# Highest earning country and respective percentage

Tell us what’s happening:
Describe your issue in detail here.
I’m failing only on 2 related cases, which is to find the highest-earning country and the respective percentage. So, even when I have downloaded the csv file, put the filter for the salary >50K, I get in total 7841 items. When I do additional filter by country and put United-States now I get 7171. So, this I also get as a result of my code, however, the right answer is Iran. How is that possible?

``````dataset_richest_by_country = ((df[df['salary']=='>50K']).groupby('native-country').count()['age']).sort_values(ascending=False)
total_rich =dataset_richest_by_country.sum()
``````

My boilerplate url

User Agent is: `Mozilla/5.0 (Windows NT 10.0; Win64; x64) AppleWebKit/537.36 (KHTML, like Gecko) Chrome/92.0.4515.159 Safari/537.36`

Challenge: Demographic Data Analyzer

1 Like

MOD EDIT: SOLUTION REDACTED

It is great that you solved the challenge, but instead of posting your full working solution, it is best to stay focused on answering the original poster’s question(s) and help guide them with hints and suggestions to solve their own issues with the challenge.

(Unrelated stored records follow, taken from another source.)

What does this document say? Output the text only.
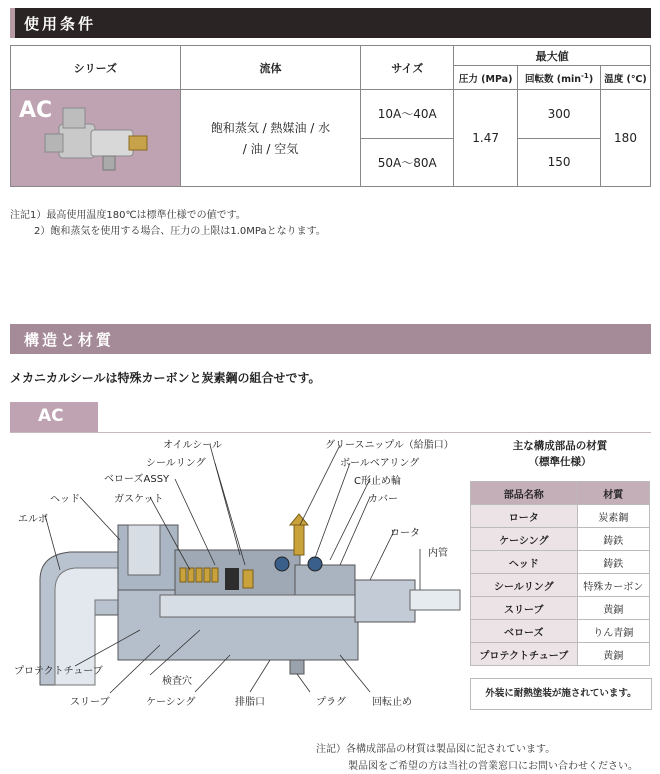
使用条件
シリーズ	流体	サイズ	最大値		
			圧力 (MPa)	回転数 $(\min^{-1})$	温度 (℃)

AC	飽和蒸気 / 熱媒油 / 水
/ 油 / 空気	10A～40A	1.47	300	180
		50A～80A		150	
注記1）最高使用温度180℃は標準仕様での値です。
2）飽和蒸気を使用する場合、圧力の上限は1.0MPaとなります。
構造と材質
メカニカルシールは特殊カーボンと炭素鋼の組合せです。
AC
オイルシール
シールリング
ベローズASSY
ガスケット
ヘッド
エルボ
グリースニップル（給脂口）
ボールベアリング
C形止め輪
カバー
ロータ
内管
プロテクトチューブ
検査穴
スリーブ	ケーシング	排脂口	プラグ	回転止め
主な構成部品の材質
（標準仕様）
部品名称	材質
ロータ	炭素鋼
ケーシング	鋳鉄
ヘッド	鋳鉄
シールリング	特殊カーボン
スリーブ	黄銅
ベローズ	りん青銅
プロテクトチューブ	黄銅
外装に耐熱塗装が施されています。
注記）各構成部品の材質は製品図に記されています。
製品図をご希望の方は当社の営業窓口にお問い合わせください。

We are trying to cut back on the number of spoiler solutions found on the forum and instead focus on helping other campers with their questions and definitely not posting full working solutions.

2 Likes

It’s a percentage. There are more US entries, but as a percentage of the total entries, which country has the highest percentage of high salaries (>50K) of the total entries? You are correctly generating the number of >50K salaries per country in `dataset_richest_country`), but you need the percentage and in `highest_earning_country` you are just finding the largest number of earners. Or, to quote the specs:

• What country has the highest percentage of people that earn >50K and what is that percentage?

But I also have there the `total_rich` parameter. This is the sum of all people, who earn >50K and at the end I divide highest count (US) to the `total_rich` and multiply by 100 to get the percentage. Shouldn’t it be the right way?

`dataset_richest_by_country` doesn’t contain percentages. It’s dataset with the quantity of high earners in each country. It needs to be a percentage before you find the maximum. You’re trying to determine both the maximum percentage and which country has the maximum percentage, but you are setting `highest_earning_country` before you calculate the percentages for `highest_earning_country_percentage`.

1 Like

Thanks for the help, I got it. Although you get the richest people by country, you have to still divide it by the sum of all people by country.

Ok @JeremyLT from next time i will not post full solution. Thanks for guiding me

This topic was automatically closed 182 days after the last reply. New replies are no longer allowed.